As much as Reuben’s exemplifies TBCF, I am sure there is still a practical limitation. Would they ever throw a half-bag of German Pilsner malt in as a substitute for 5% of a recipe’s Belgian Pilsner malt (two almost-identical ingredients)? If they did it by accident, would they dump the batch? If so, I give up. I’m not worthy. But I’m going to assume that, on occasion, they do compromise. And actually, the narrative that some breweries refuse to compromise product is really an approximation: These breweries do compromise, but they  do so on rare occasion with minimal impact.

Our objective is to put the beer first in as many instances as we possibly can. We try to foster an environment that encourages it. We have more tank capacity and brewing capacity than we need, so if a batch needs to sit longer than planned or get dumped, there’s not a rippling effect throughout our business. Like Reuben’s, we don’t have a house malt or a house yeast and we have few contracted hops, so we have maximum flexibility on choice of ingredients. Our overhead is low: we don’t have a bank note, loaned or leased equipment, we’re in a small space, and we have 1 full-time employee; thus, keeping the lights on is not the driving factor in very many decisions. We strive to maintain a lean, flexible operation with a strong balance sheet, and this affords us the ability to put the beer first with very little compromise.

And when we must compromise, we must not take it lightly. If we have those 2016 hops, and they were stored properly, we’re going to use them, because it is unlikely to impact the beer, and any such impact would be very minor. But we don’t do it without careful consideration: How can we mitigate this – perhaps we can add a slightly larger quantity to compensate for potentially reduced aroma? Perhaps we could use these earlier in the boil and bring in newer hops to dry hop? Then, how can we prevent this from happening again? How can we ensure that this year’s crop gets used this year? And finally, let’s remind ourselves that compromises such as this must be the exception rather than the norm. Maybe we should even give ourselves a few lashings to make the point (and a good Instagram post).

The phrase “craft beer” has become loaded: it often starts arguments about, “Is [insert beer here] really craft?”. The meaning is often debated, although the most official definition is stewarded by the Brewers Association. Like most brewers and beer enthusiasts, I have my own definition of craft beer: A craft brewery is one whose objective is to maximize the quality of its product². There’s nothing wrong with the objective of maximizing profit, which many businesses (and, by definition, all public corporations) have, but a brewery with this objective cannot simultaneously have the objective of maximizing the quality of its product.
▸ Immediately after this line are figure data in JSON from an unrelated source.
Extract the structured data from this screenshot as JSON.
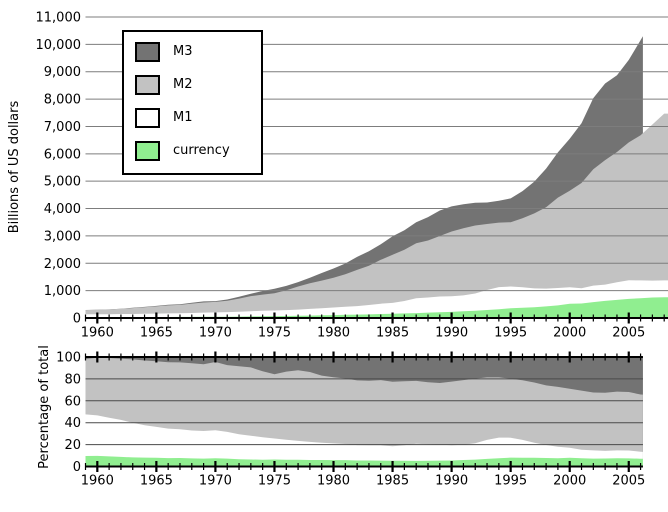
{
  "figure": {
    "background": "#ffffff",
    "axis_color": "#000000",
    "grid_color_top": "#7d7d7d",
    "grid_color_bottom": "#4a4a4a"
  },
  "chart_data": [
    {
      "type": "area",
      "title": "",
      "xlabel": "",
      "ylabel": "Billions of US dollars",
      "ylim": [
        0,
        11000
      ],
      "xlim": [
        1959,
        2008.3
      ],
      "grid": true,
      "legend_position": "upper left",
      "y_ticks": [
        {
          "value": 0,
          "label": "0"
        },
        {
          "value": 1000,
          "label": "1,000"
        },
        {
          "value": 2000,
          "label": "2,000"
        },
        {
          "value": 3000,
          "label": "3,000"
        },
        {
          "value": 4000,
          "label": "4,000"
        },
        {
          "value": 5000,
          "label": "5,000"
        },
        {
          "value": 6000,
          "label": "6,000"
        },
        {
          "value": 7000,
          "label": "7,000"
        },
        {
          "value": 8000,
          "label": "8,000"
        },
        {
          "value": 9000,
          "label": "9,000"
        },
        {
          "value": 10000,
          "label": "10,000"
        },
        {
          "value": 11000,
          "label": "11,000"
        }
      ],
      "x_ticks": [
        {
          "value": 1960,
          "label": "1960"
        },
        {
          "value": 1965,
          "label": "1965"
        },
        {
          "value": 1970,
          "label": "1970"
        },
        {
          "value": 1975,
          "label": "1975"
        },
        {
          "value": 1980,
          "label": "1980"
        },
        {
          "value": 1985,
          "label": "1985"
        },
        {
          "value": 1990,
          "label": "1990"
        },
        {
          "value": 1995,
          "label": "1995"
        },
        {
          "value": 2000,
          "label": "2000"
        },
        {
          "value": 2005,
          "label": "2005"
        }
      ],
      "x_minor_tick_interval_years": 1,
      "years": [
        1959,
        1960,
        1961,
        1962,
        1963,
        1964,
        1965,
        1966,
        1967,
        1968,
        1969,
        1970,
        1971,
        1972,
        1973,
        1974,
        1975,
        1976,
        1977,
        1978,
        1979,
        1980,
        1981,
        1982,
        1983,
        1984,
        1985,
        1986,
        1987,
        1988,
        1989,
        1990,
        1991,
        1992,
        1993,
        1994,
        1995,
        1996,
        1997,
        1998,
        1999,
        2000,
        2001,
        2002,
        2003,
        2004,
        2005,
        2006,
        2007,
        2008
      ],
      "series": [
        {
          "name": "M3",
          "color": "#737373",
          "values": [
            292,
            300,
            315,
            341,
            371,
            406,
            442,
            482,
            505,
            557,
            607,
            616,
            677,
            776,
            886,
            985,
            1070,
            1172,
            1311,
            1472,
            1646,
            1808,
            1990,
            2234,
            2441,
            2697,
            2990,
            3208,
            3499,
            3686,
            3929,
            4077,
            4155,
            4210,
            4222,
            4286,
            4370,
            4636,
            4986,
            5461,
            6052,
            6552,
            7118,
            8035,
            8568,
            8872,
            9433,
            10154
          ],
          "end": {
            "x": 2006.2,
            "value": 10299
          }
        },
        {
          "name": "M2",
          "color": "#c2c2c2",
          "values": [
            287,
            298,
            312,
            336,
            363,
            393,
            425,
            459,
            480,
            525,
            567,
            588,
            627,
            710,
            802,
            856,
            902,
            1016,
            1152,
            1271,
            1366,
            1474,
            1600,
            1756,
            1911,
            2128,
            2313,
            2497,
            2734,
            2833,
            2997,
            3160,
            3279,
            3379,
            3434,
            3487,
            3502,
            3649,
            3824,
            4046,
            4401,
            4648,
            4933,
            5433,
            5772,
            6066,
            6417,
            6680,
            7070,
            7470
          ]
        },
        {
          "name": "M1",
          "color": "#ffffff",
          "values": [
            139,
            140,
            140,
            145,
            148,
            153,
            160,
            167,
            172,
            183,
            197,
            204,
            214,
            228,
            249,
            263,
            274,
            287,
            306,
            331,
            358,
            382,
            409,
            436,
            475,
            521,
            552,
            620,
            724,
            750,
            787,
            794,
            825,
            897,
            1025,
            1130,
            1150,
            1127,
            1081,
            1073,
            1096,
            1123,
            1088,
            1183,
            1220,
            1306,
            1376,
            1375,
            1367,
            1374
          ]
        },
        {
          "name": "currency",
          "color": "#90ee90",
          "values": [
            28,
            29,
            29,
            30,
            31,
            33,
            35,
            37,
            39,
            41,
            44,
            46,
            49,
            52,
            57,
            61,
            68,
            73,
            80,
            88,
            97,
            106,
            116,
            123,
            133,
            146,
            156,
            168,
            180,
            196,
            212,
            222,
            247,
            267,
            292,
            322,
            354,
            372,
            394,
            425,
            460,
            518,
            531,
            581,
            626,
            662,
            697,
            724,
            750,
            760
          ]
        }
      ]
    },
    {
      "type": "area",
      "title": "",
      "xlabel": "",
      "ylabel": "Percentage of total",
      "ylim": [
        0,
        100
      ],
      "xlim": [
        1959,
        2006.4
      ],
      "grid": true,
      "y_ticks": [
        {
          "value": 0,
          "label": "0"
        },
        {
          "value": 20,
          "label": "20"
        },
        {
          "value": 40,
          "label": "40"
        },
        {
          "value": 60,
          "label": "60"
        },
        {
          "value": 80,
          "label": "80"
        },
        {
          "value": 100,
          "label": "100"
        }
      ],
      "x_ticks": [
        {
          "value": 1960,
          "label": "1960"
        },
        {
          "value": 1965,
          "label": "1965"
        },
        {
          "value": 1970,
          "label": "1970"
        },
        {
          "value": 1975,
          "label": "1975"
        },
        {
          "value": 1980,
          "label": "1980"
        },
        {
          "value": 1985,
          "label": "1985"
        },
        {
          "value": 1990,
          "label": "1990"
        },
        {
          "value": 1995,
          "label": "1995"
        },
        {
          "value": 2000,
          "label": "2000"
        },
        {
          "value": 2005,
          "label": "2005"
        }
      ],
      "x_minor_tick_interval_years": 1,
      "derived_series": {
        "description": "Each aggregate of the top chart expressed as a percent of total M3 (M3 band fills to 100). Data span 1959 to early 2006, when M3 reporting ended.",
        "denominator": "M3"
      }
    }
  ]
}
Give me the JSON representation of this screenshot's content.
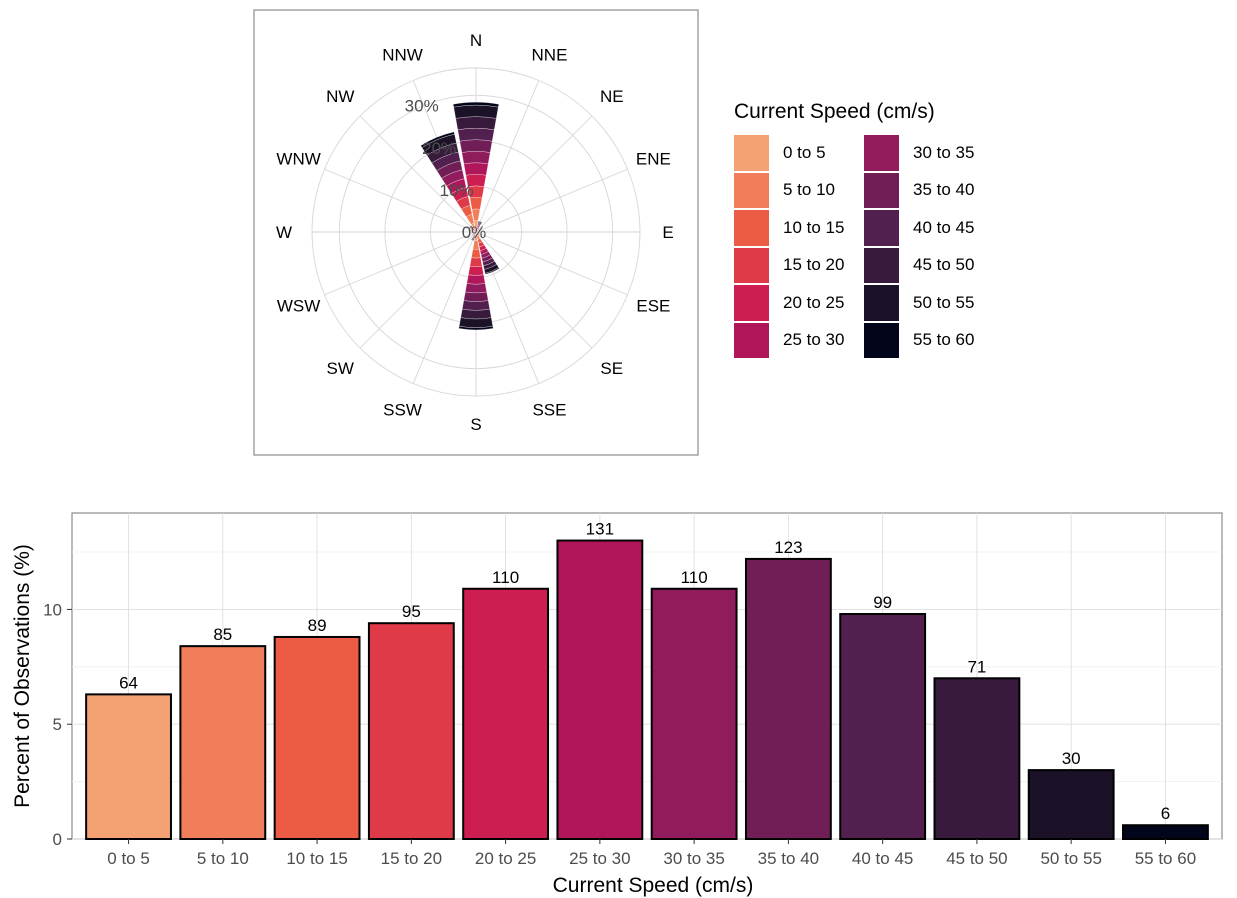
{
  "colors": {
    "speed_palette": [
      "#F4A173",
      "#F07E5A",
      "#EC5B43",
      "#DF3A48",
      "#CC1E51",
      "#B0165A",
      "#901B5D",
      "#711E57",
      "#52204E",
      "#371A3C",
      "#1C1227",
      "#03051A"
    ]
  },
  "chart_data": [
    {
      "type": "wind_rose",
      "directions": [
        "N",
        "NNE",
        "NE",
        "ENE",
        "E",
        "ESE",
        "SE",
        "SSE",
        "S",
        "SSW",
        "SW",
        "WSW",
        "W",
        "WNW",
        "NW",
        "NNW"
      ],
      "radial_ticks": [
        "0%",
        "10%",
        "20%",
        "30%"
      ],
      "radial_tick_values": [
        0,
        10,
        20,
        30
      ],
      "rmax": 36,
      "speed_bins": [
        "0 to 5",
        "5 to 10",
        "10 to 15",
        "15 to 20",
        "20 to 25",
        "25 to 30",
        "30 to 35",
        "35 to 40",
        "40 to 45",
        "45 to 50",
        "50 to 55",
        "55 to 60"
      ],
      "direction_totals": {
        "N": 28.5,
        "NNE": 2.5,
        "NE": 1.0,
        "ENE": 1.0,
        "E": 1.0,
        "ESE": 0.8,
        "SE": 1.0,
        "SSE": 9.5,
        "S": 21.5,
        "SSW": 2.0,
        "SW": 1.0,
        "WSW": 0.6,
        "W": 1.0,
        "WNW": 0.8,
        "NW": 1.8,
        "NNW": 22.5
      }
    },
    {
      "type": "bar",
      "title": "",
      "xlabel": "Current Speed (cm/s)",
      "ylabel": "Percent of Observations (%)",
      "categories": [
        "0 to 5",
        "5 to 10",
        "10 to 15",
        "15 to 20",
        "20 to 25",
        "25 to 30",
        "30 to 35",
        "35 to 40",
        "40 to 45",
        "45 to 50",
        "50 to 55",
        "55 to 60"
      ],
      "values": [
        6.3,
        8.4,
        8.8,
        9.4,
        10.9,
        13.0,
        10.9,
        12.2,
        9.8,
        7.0,
        3.0,
        0.6
      ],
      "data_labels": [
        "64",
        "85",
        "89",
        "95",
        "110",
        "131",
        "110",
        "123",
        "99",
        "71",
        "30",
        "6"
      ],
      "ylim": [
        0,
        14.2
      ],
      "yticks": [
        0,
        5,
        10
      ],
      "grid": true
    }
  ],
  "legend": {
    "title": "Current Speed (cm/s)",
    "items": [
      {
        "label": "0 to 5"
      },
      {
        "label": "5 to 10"
      },
      {
        "label": "10 to 15"
      },
      {
        "label": "15 to 20"
      },
      {
        "label": "20 to 25"
      },
      {
        "label": "25 to 30"
      },
      {
        "label": "30 to 35"
      },
      {
        "label": "35 to 40"
      },
      {
        "label": "40 to 45"
      },
      {
        "label": "45 to 50"
      },
      {
        "label": "50 to 55"
      },
      {
        "label": "55 to 60"
      }
    ]
  }
}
Craft brewers, on the other hand, strive to put the beer first as often as possible³.

TBCF is not above compromise, but I firmly believe that the frequency and nature of such compromises is precisely what defines us as craftsmen. Now, if you’ll excuse me, I’ve got to get back to almost always putting the beer first.

¹There’s an excellent interview with Rueben’s by Good Beer Hunting from December 2017 here.

²This is not exclusive to the stuff inside the can. In my opinion, the product includes the entire experience, including the story, the art, etc.

³I’m not saying that profit is irrelevant or unimportant. It’s necessary for survival. But it need not be the objective, just as the objective of living is not to maximize oxygen intake.